Looking through the list of candidate missions selected by the European Space Agency recently, my attention was immediately drawn to PLATO, a planet-finder spacecraft designed to study transiting exoplanets and to measure the seismic oscillations of the stars they orbit. Although at first reminiscent of COROT, PLATO (Planetary Transits and Oscillations of Stars) is really more like an enhanced version of NASA’s upcoming Kepler mission, as I’m reminded by Centauri Dreams regular Vincenzo Liguori, who passed along helpful background information.

One immediate difference turns out to be field-of-view, which in PLATO is wide indeed due to the observation strategy involved. Unlike COROT or Kepler, PLATO would put photometric techniques to work in the study of relatively bright stars — 100,000 of these, with another 400,000 studied down to 14th magnitude. The earlier mission concepts are aimed at surveying fainter and more distant stars in a smaller field.

Note the significance of this: If COROT or Kepler identifies interesting planets around much fainter stars, follow-up studies — in particular direct imaging and spectroscopic investigation — become much more difficult than they would be with PLATO’s brighter targets. This mission description from LESIA (Laboratoire d’Etudes Spatiales et d’Instrumentation en Astrophysique) further explains the difference:

Moreover, for this sample of 100,000 stars, similar in size as that of Kepler, PLATO will reach a noise level at least three times lower than the average level of noise of Kepler, and will therefore allow us to detect smaller planets in front of cool dwarf stars, or terrestrial planets in front of hotter and larger stars, thus significantly extending our knowledge of the statistics of exoplanetary systems.

In addition, PLATO is designed to detect terrestrial planets in the habitable zone down to about mV = 14, a performance very similar to that of Kepler. Due to the larger size of the surveyed field, PLATO will monitor about 400,000 stars down to this magnitude, extending by approximately a factor of four the sample of detected planetary systems over Kepler.

Staring concept for PLATO

And two concepts for the satellite are in play. The first involves 100 small, wide-field telescopes mounted on a single platform, all of these looking at the same field with its own set of 24 CCDs. This so-called ‘staring’ concept involves a first phase in which the same field is studied continuously for several years. The second, the ‘spinning’ concept, uses three identical instruments pointing 120 degrees from one another, in the words of LESIA ‘sweeping out a great circle on the sky perpendicular to the spin axis.’ Both designs assume insertion into an L2 orbit by a Soyuz-Fregat launcher.

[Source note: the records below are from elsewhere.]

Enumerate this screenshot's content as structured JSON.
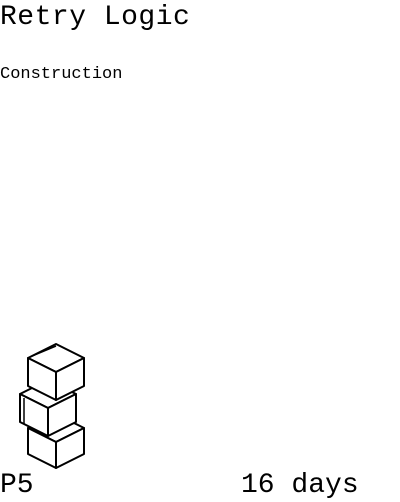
{
  "card": {
    "title": "Retry Logic",
    "category": "Construction",
    "code": "P5",
    "duration": "16 days",
    "icon": "stacked-blocks-icon",
    "ink_color": "#000000",
    "background_color": "#ffffff"
  }
}
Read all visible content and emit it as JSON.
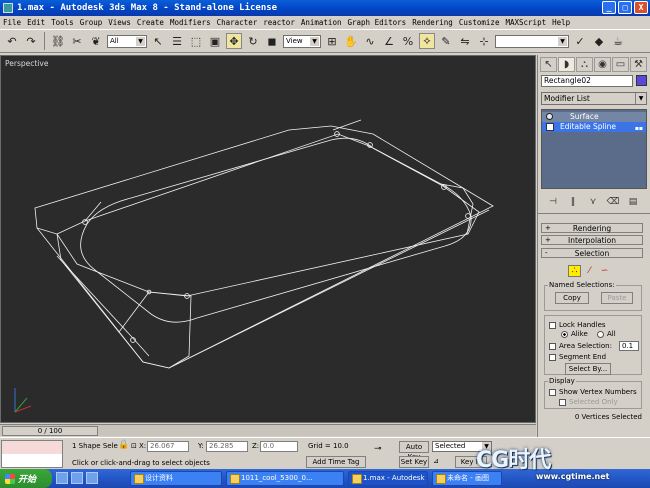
{
  "window": {
    "title": "1.max - Autodesk 3ds Max 8  - Stand-alone License",
    "buttons": [
      "_",
      "□",
      "X"
    ]
  },
  "menu": [
    "File",
    "Edit",
    "Tools",
    "Group",
    "Views",
    "Create",
    "Modifiers",
    "Character",
    "reactor",
    "Animation",
    "Graph Editors",
    "Rendering",
    "Customize",
    "MAXScript",
    "Help"
  ],
  "toolbar": {
    "selection_filter": "All",
    "ref_coord": "View",
    "named_selection": ""
  },
  "viewport": {
    "label": "Perspective"
  },
  "command_panel": {
    "object_name": "Rectangle02",
    "object_color": "#5a48d8",
    "modifier_list": "Modifier List",
    "stack": [
      "Surface",
      "Editable Spline"
    ],
    "rollouts": {
      "rendering": "Rendering",
      "interpolation": "Interpolation",
      "selection": "Selection"
    },
    "named_selections": {
      "title": "Named Selections:",
      "copy": "Copy",
      "paste": "Paste"
    },
    "lock_handles": "Lock Handles",
    "alike": "Alike",
    "all": "All",
    "area_selection": "Area Selection:",
    "area_value": "0.1",
    "segment_end": "Segment End",
    "select_by": "Select By...",
    "display_title": "Display",
    "show_vertex_numbers": "Show Vertex Numbers",
    "selected_only": "Selected Only",
    "status": "0 Vertices Selected"
  },
  "timeslider": {
    "position": "0 / 100"
  },
  "status": {
    "shape_selected": "1 Shape Sele",
    "prompt": "Click or click-and-drag to select objects",
    "x_label": "X:",
    "x_value": "26.067",
    "y_label": "Y:",
    "y_value": "26.285",
    "z_label": "Z:",
    "z_value": "0.0",
    "grid": "Grid = 10.0",
    "add_time_tag": "Add Time Tag",
    "auto_key": "Auto Key",
    "selected": "Selected",
    "set_key": "Set Key",
    "key_filters": "Key Fi"
  },
  "taskbar": {
    "start": "开始",
    "tasks": [
      "设计资料",
      "1011_cool_5300_0...",
      "1.max - Autodesk ...",
      "未命名 - 画图"
    ]
  },
  "watermark": {
    "logo": "CG时代",
    "url": "www.cgtime.net"
  }
}
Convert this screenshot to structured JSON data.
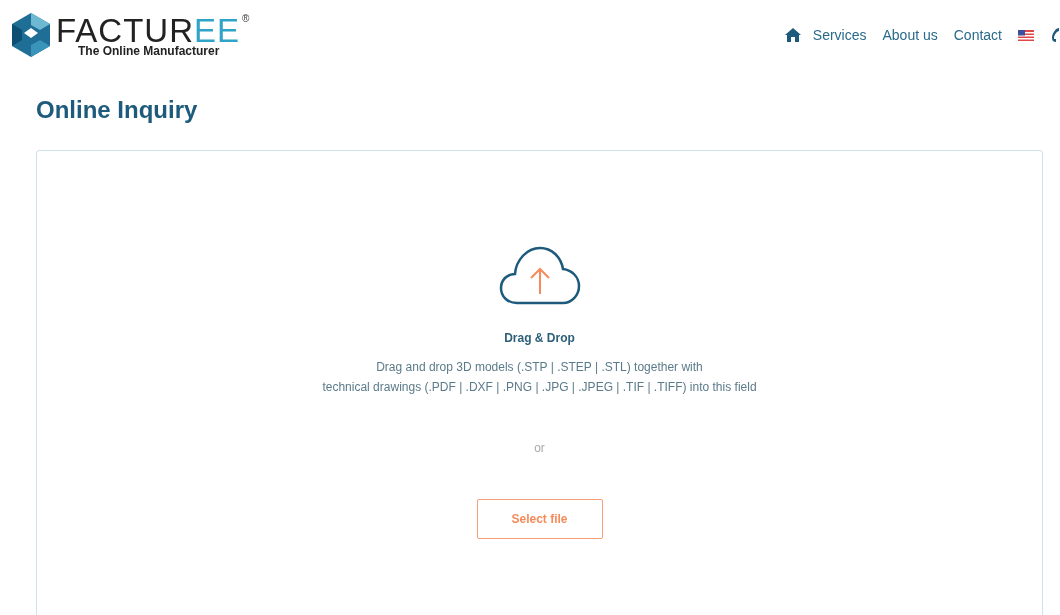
{
  "header": {
    "logo": {
      "wordmark": [
        "FACTUR",
        "EE"
      ],
      "registered": "®",
      "tagline": "The Online Manufacturer"
    },
    "nav": [
      {
        "label": "Services"
      },
      {
        "label": "About us"
      },
      {
        "label": "Contact"
      }
    ]
  },
  "page_title": "Online Inquiry",
  "upload": {
    "heading": "Drag & Drop",
    "lines": [
      "Drag and drop 3D models (.STP | .STEP | .STL) together with",
      "technical drawings (.PDF | .DXF | .PNG | .JPG | .JPEG | .TIF | .TIFF) into this field"
    ],
    "separator": "or",
    "button": "Select file"
  }
}
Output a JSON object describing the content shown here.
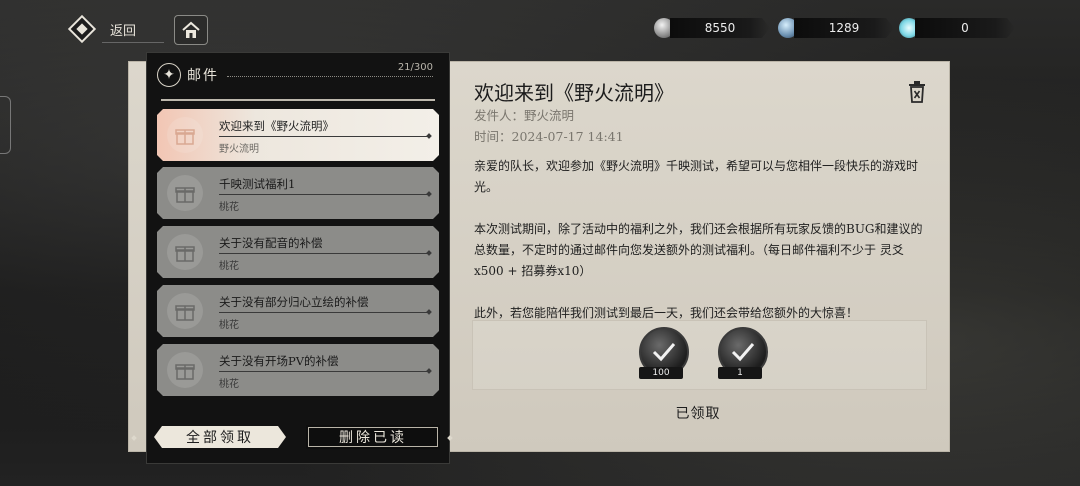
{
  "topbar": {
    "back_label": "返回",
    "currencies": [
      {
        "icon": "silver-coin-icon",
        "value": "8550"
      },
      {
        "icon": "blue-crystal-icon",
        "value": "1289"
      },
      {
        "icon": "cyan-gem-icon",
        "value": "0"
      }
    ]
  },
  "mail_list": {
    "title": "邮件",
    "count": "21/300",
    "items": [
      {
        "title": "欢迎来到《野火流明》",
        "sender": "野火流明",
        "selected": true
      },
      {
        "title": "千映测试福利1",
        "sender": "桃花",
        "selected": false
      },
      {
        "title": "关于没有配音的补偿",
        "sender": "桃花",
        "selected": false
      },
      {
        "title": "关于没有部分归心立绘的补偿",
        "sender": "桃花",
        "selected": false
      },
      {
        "title": "关于没有开场PV的补偿",
        "sender": "桃花",
        "selected": false
      }
    ],
    "claim_all_label": "全部领取",
    "delete_read_label": "删除已读"
  },
  "detail": {
    "title": "欢迎来到《野火流明》",
    "sender_line": "发件人：野火流明",
    "time_line": "时间：2024-07-17    14:41",
    "paragraphs": [
      "亲爱的队长，欢迎参加《野火流明》千映测试，希望可以与您相伴一段快乐的游戏时光。",
      "本次测试期间，除了活动中的福利之外，我们还会根据所有玩家反馈的BUG和建议的总数量，不定时的通过邮件向您发送额外的测试福利。（每日邮件福利不少于 灵爻x500 + 招募券x10）",
      "此外，若您能陪伴我们测试到最后一天，我们还会带给您额外的大惊喜！"
    ],
    "rewards": [
      {
        "qty": "100",
        "icon": "claimed-check-icon"
      },
      {
        "qty": "1",
        "icon": "claimed-check-icon"
      }
    ],
    "status_label": "已领取"
  },
  "colors": {
    "paper": "#e6e1d6",
    "panel": "#121212",
    "selected": "#f3efe8"
  }
}
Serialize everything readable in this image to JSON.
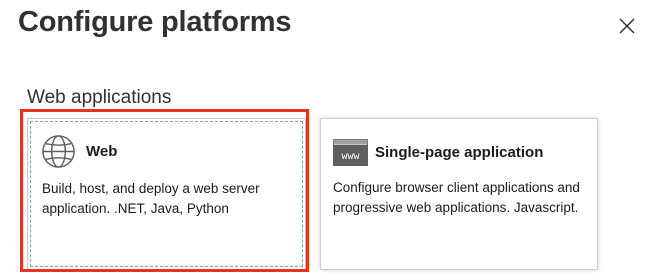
{
  "dialog": {
    "title": "Configure platforms",
    "close_icon": "close-icon"
  },
  "section": {
    "label": "Web applications"
  },
  "cards": {
    "web": {
      "name": "Web",
      "description": "Build, host, and deploy a web server application. .NET, Java, Python",
      "icon": "globe-icon"
    },
    "spa": {
      "name": "Single-page application",
      "description": "Configure browser client applications and progressive web applications. Javascript.",
      "icon": "browser-window-icon",
      "icon_text": "www"
    }
  },
  "colors": {
    "highlight": "#e8321f",
    "card_border": "#c8c8c8",
    "focus_outline": "#7aa6a8"
  }
}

Images: Above: One configuration for PLATO, the so-called ‘staring’ concept. Below: The ‘spinning’ concept. Credit: LESIA.

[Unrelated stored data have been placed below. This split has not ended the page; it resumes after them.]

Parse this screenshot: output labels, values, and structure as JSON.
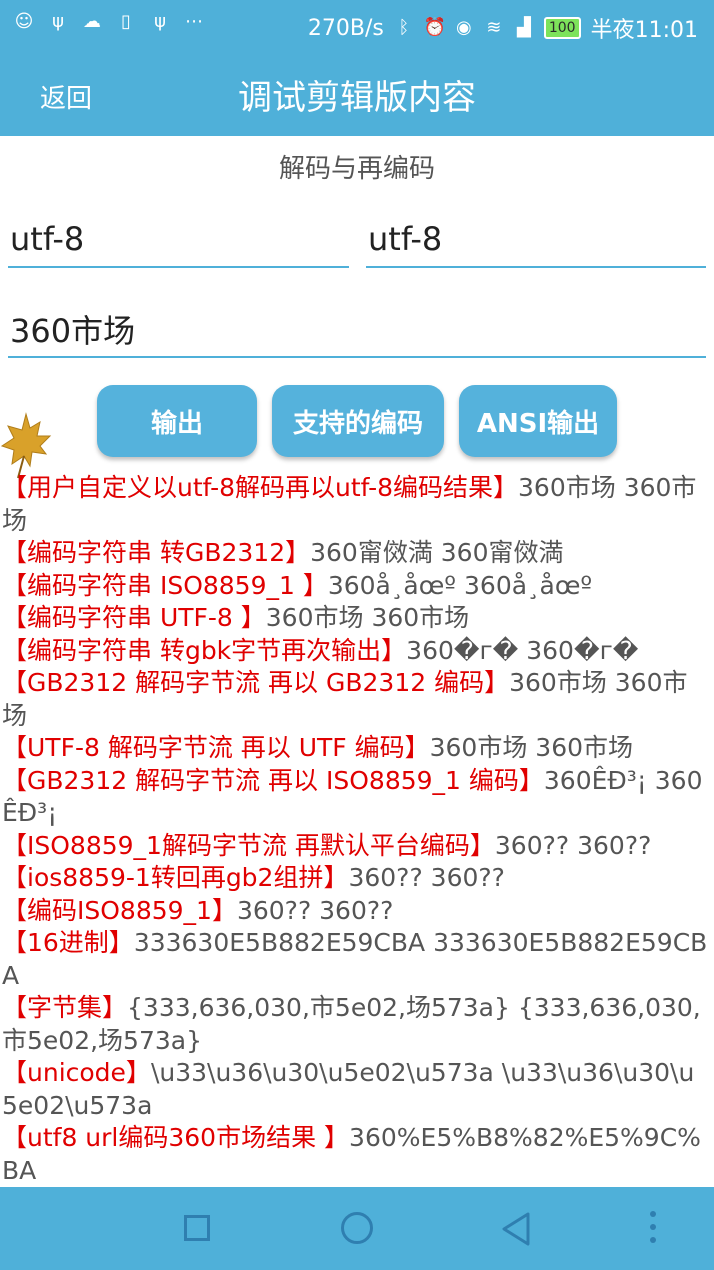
{
  "status_bar": {
    "left_icons": [
      "smiley-face-icon",
      "usb-icon",
      "weather-cloud-icon",
      "document-icon",
      "usb-icon",
      "more-dots-icon"
    ],
    "net_speed": "270B/s",
    "battery": "100",
    "time": "半夜11:01"
  },
  "app_bar": {
    "back_label": "返回",
    "title": "调试剪辑版内容"
  },
  "subtitle": "解码与再编码",
  "inputs": {
    "decode_charset": "utf-8",
    "encode_charset": "utf-8",
    "text": "360市场"
  },
  "buttons": {
    "output": "输出",
    "supported_encodings": "支持的编码",
    "ansi_output": "ANSI输出"
  },
  "results": [
    {
      "label": "【用户自定义以utf-8解码再以utf-8编码结果】",
      "value": "360市场 360市场"
    },
    {
      "label": "【编码字符串 转GB2312】",
      "value": "360甯傚満 360甯傚満"
    },
    {
      "label": "【编码字符串 ISO8859_1 】",
      "value": "360å¸åœº 360å¸åœº"
    },
    {
      "label": "【编码字符串 UTF-8 】",
      "value": "360市场 360市场"
    },
    {
      "label": "【编码字符串 转gbk字节再次输出】",
      "value": "360�г� 360�г�"
    },
    {
      "label": "【GB2312 解码字节流 再以 GB2312 编码】",
      "value": "360市场 360市场"
    },
    {
      "label": "【UTF-8 解码字节流 再以 UTF 编码】",
      "value": "360市场 360市场"
    },
    {
      "label": "【GB2312 解码字节流 再以 ISO8859_1 编码】",
      "value": "360ÊÐ³¡ 360ÊÐ³¡"
    },
    {
      "label": "【ISO8859_1解码字节流 再默认平台编码】",
      "value": "360?? 360??"
    },
    {
      "label": "【ios8859-1转回再gb2组拼】",
      "value": "360?? 360??"
    },
    {
      "label": "【编码ISO8859_1】",
      "value": "360?? 360??"
    },
    {
      "label": "【16进制】",
      "value": "333630E5B882E59CBA 333630E5B882E59CBA"
    },
    {
      "label": "【字节集】",
      "value": "{333,636,030,市5e02,场573a} {333,636,030,市5e02,场573a}"
    },
    {
      "label": "【unicode】",
      "value": "\\u33\\u36\\u30\\u5e02\\u573a \\u33\\u36\\u30\\u5e02\\u573a"
    },
    {
      "label": "【utf8 url编码360市场结果 】",
      "value": "360%E5%B8%82%E5%9C%BA"
    }
  ],
  "nav_bar": {
    "icons": [
      "recent-apps-square-icon",
      "home-circle-icon",
      "back-triangle-icon",
      "menu-dots-icon"
    ]
  },
  "colors": {
    "primary": "#4fb0d9",
    "label_red": "#e00000",
    "text_gray": "#555555"
  }
}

It will be interesting to see how this mission evolves, especially since PLATO should be able to observe smaller exoplanets than could be detected by the two earlier missions. Moreover, since the stars it studies will be three magnitudes brighter, spectroscopy and astroseismology follow-up studies as well should be correspondingly more precise. Tying in PLATO’s findings with subsequent James Webb Space Telescope data could help pin down exoplanet atmosphere information.

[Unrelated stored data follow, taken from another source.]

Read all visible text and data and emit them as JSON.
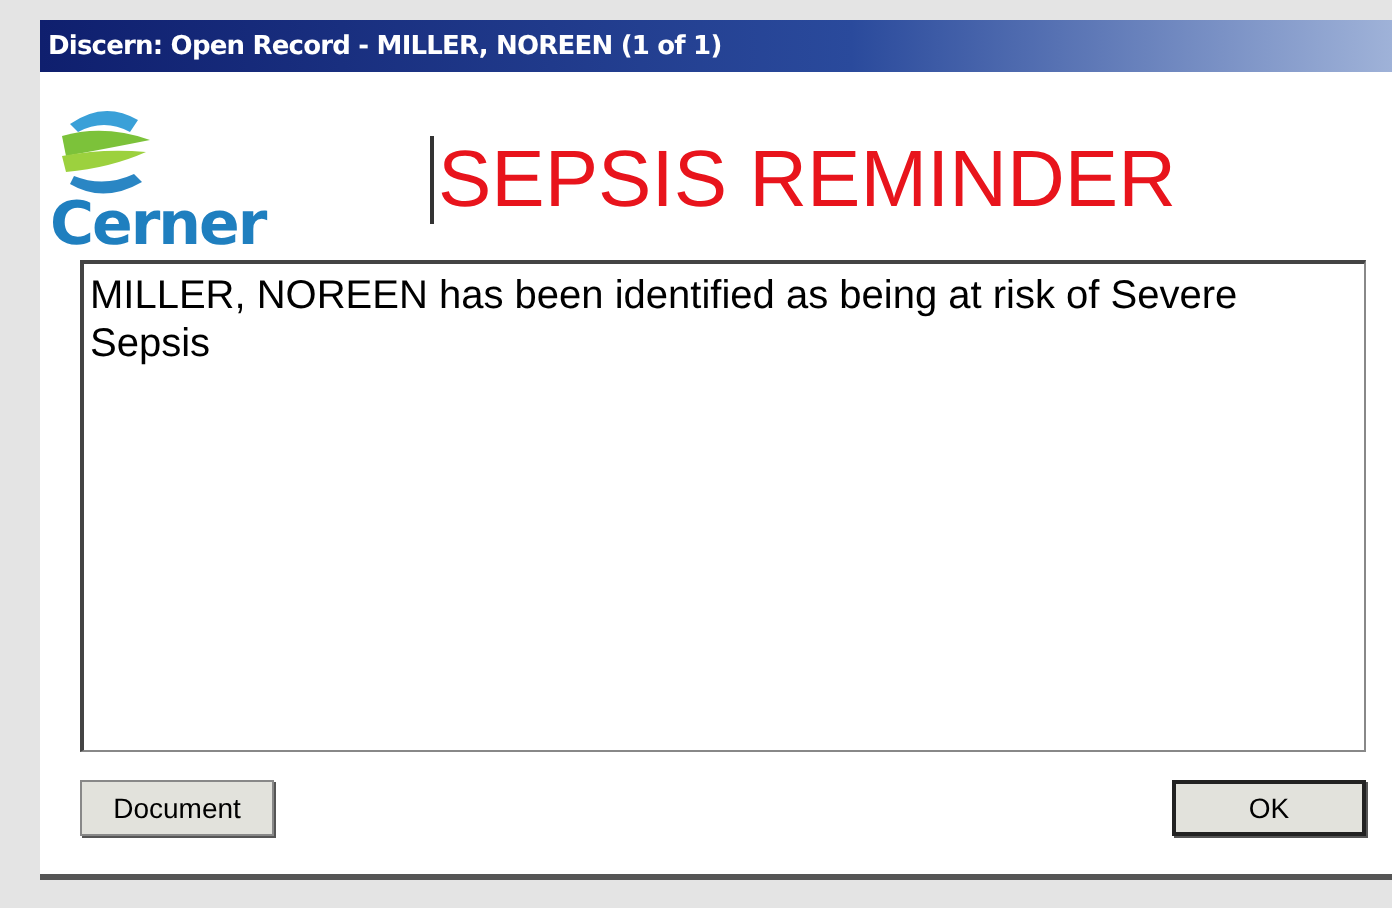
{
  "window": {
    "title": "Discern: Open Record - MILLER, NOREEN (1 of 1)"
  },
  "logo": {
    "text": "Cerner"
  },
  "heading": "SEPSIS REMINDER",
  "message": "MILLER, NOREEN has been identified as being at risk of Severe Sepsis",
  "buttons": [
    {
      "label": "Document",
      "default": false
    },
    {
      "label": "OK",
      "default": true
    }
  ]
}
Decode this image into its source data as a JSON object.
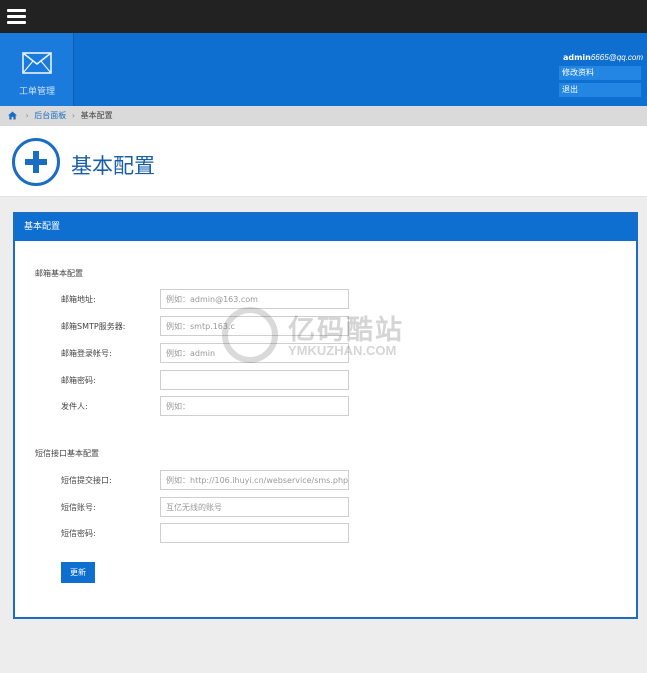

Spinning concept for PLATO

You’ll find the complete PLATO proposal here. ESA’s other proposed missions give us much else to think about, including two proposals for a dark energy mission, the Marco Polo asteroid return mission, and new mission concepts for Jupiter and Saturn. The candidates undergo an assessment period that should end with two missions emerging as the winners, their proposed launches in 2017 and 2018 respectively. Need I point out how much depends upon budgetary considerations in making these choices and deciding if and when they fly?